Historically, Protestants have argued that there are certain, essential marks that characterize a true church. The Belgic Confession of 1561 identifies these marks as being three in number. In addition to the “pure preaching of the gospel” and the “pure administration of the sacraments,” a true church “practices church discipline for correcting faults.” While most churches would readily acknowledge the importance of the first two of these marks, the third one has fallen into such disuse that few church members have ever heard a sermon on corrective church discipline, much less seen it practiced.
This is remarkable when one considers the plain and simple teaching of Jesus on the subject. In Matthew 18:15–18 He spells out, step by step, how believers are to provide loving accountability to one another in a local church.
What the Lord prescribes is far different from the harsh caricatures that are sometimes associated with church discipline. He teaches His followers to help one another in their pursuit of holiness.
Jesus knows that His followers will face ongoing battles with sin in their lives until they breathe their final breath. One of the primary means for helping us discover and mortify sin is the communion we enjoy in the fellowship of a church. Followers of Christ bear a responsibility to help one another grow in grace. One way that we do this is by loving our fellow church members enough to confront them with their sin.
Jesus outlines several steps that we must be prepared to take in order to do this effectively:
The first step is very private and involves intentional engagement of a brother or sister who has specifically and unrepentantly sinned. Jesus said, “If your brother sins against you, go and tell him his fault, between you and him alone. If he listens to you, you have gained your brother” (v. 15).
These words really do not need explanation. Personal sin is to be dealt with privately. An erring brother is confronted privately with a goal of “gaining” him — helping him to see his sin and repent of it. If that happens, all is well, the matter is settled, and God receives praise for rescuing a brother and preserving a relationship.
“But,” Jesus goes on to teach, “If he does not listen, take one or two others along with you, that every charge may be established by the evidence of two or three witnesses” (v. 16). At this level, reinforcements are called in to help restore the sinning brother. If he will not listen to one person, then perhaps he will listen to two or three.
The goal here is the same. The approach is still private, though the circle of involvement has become wider. The hope is that the collective persuasion of two or three witnesses will sway the erring brother to repent, thereby rescuing him, restoring fellowship, and bringing the matter to a close.
When that happens, there is cause to celebrate and praise God for intervening in the life of one of His children in a strong way. But if the wayward member remains impenitent and “refuses to listen to them,” then, Jesus says, “tell it to the church” (v. 17). At this point the full weight of the authority of the church leaders is brought to bear on him in hopes that he will be humbled and recovered.

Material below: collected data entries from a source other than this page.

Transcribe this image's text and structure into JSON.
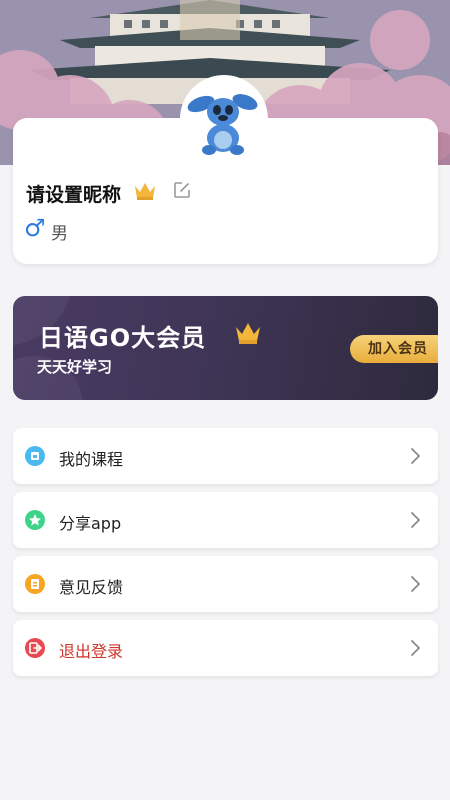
{
  "profile": {
    "nickname": "请设置昵称",
    "gender_symbol": "♂",
    "gender": "男"
  },
  "vip": {
    "title": "日语GO大会员",
    "subtitle": "天天好学习",
    "join_label": "加入会员"
  },
  "menu": [
    {
      "label": "我的课程",
      "icon": "course-icon",
      "color": "#4bb8f0"
    },
    {
      "label": "分享app",
      "icon": "share-star-icon",
      "color": "#3fd38a"
    },
    {
      "label": "意见反馈",
      "icon": "feedback-icon",
      "color": "#f5a623"
    },
    {
      "label": "退出登录",
      "icon": "logout-icon",
      "color": "#e8484f"
    }
  ],
  "colors": {
    "accent_gold": "#e8ad3b",
    "danger": "#d0342c",
    "gender_blue": "#2f7ce0"
  }
}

The next step is the final one: “And if he refuses to listen even to the church, let him be to you as a Gentile and a tax collector” (v. 17). The word “even” indicates our Lord’s estimation of the seriousness of refusing correction from a local church.
Such recalcitrance requires the most serious step that a church of Jesus Christ can take. The member who refuses to repent even when the church calls him to do so is to be removed from the membership of the congregation. That does not mean that he is to be shunned or treated as a pariah. Rather, it means that he is to be regarded as someone who needs to be evangelized (a “Gentile” or “tax collector”).
He should be encouraged to hear the Word of God preached as often as possible. But he should no longer be given the fellowship of a brother.
He is no longer afforded the privilege of having a congregation’s affirmation by welcoming him as a member of the body. In the words of Paul, he is to be delivered “to Satan for the destruction of the flesh, so that his spirit may be saved in the day of the Lord” (1 Cor. 5:5). Even in this final step of removal, the purpose is still redemptive.
This kind of loving accountability is exactly what Christ has provided for His followers through the ministry of a local church. It is one of the ways that He has designed for believers to be molded in discipleship.
When a church fails to teach and practice this kind of discipline, it is robbing its members of one of the ways that the Lord has provided for their spiritual welfare and formation. More than that, it is blatantly disobeying the clear commandment of the Head of the church, Jesus Christ.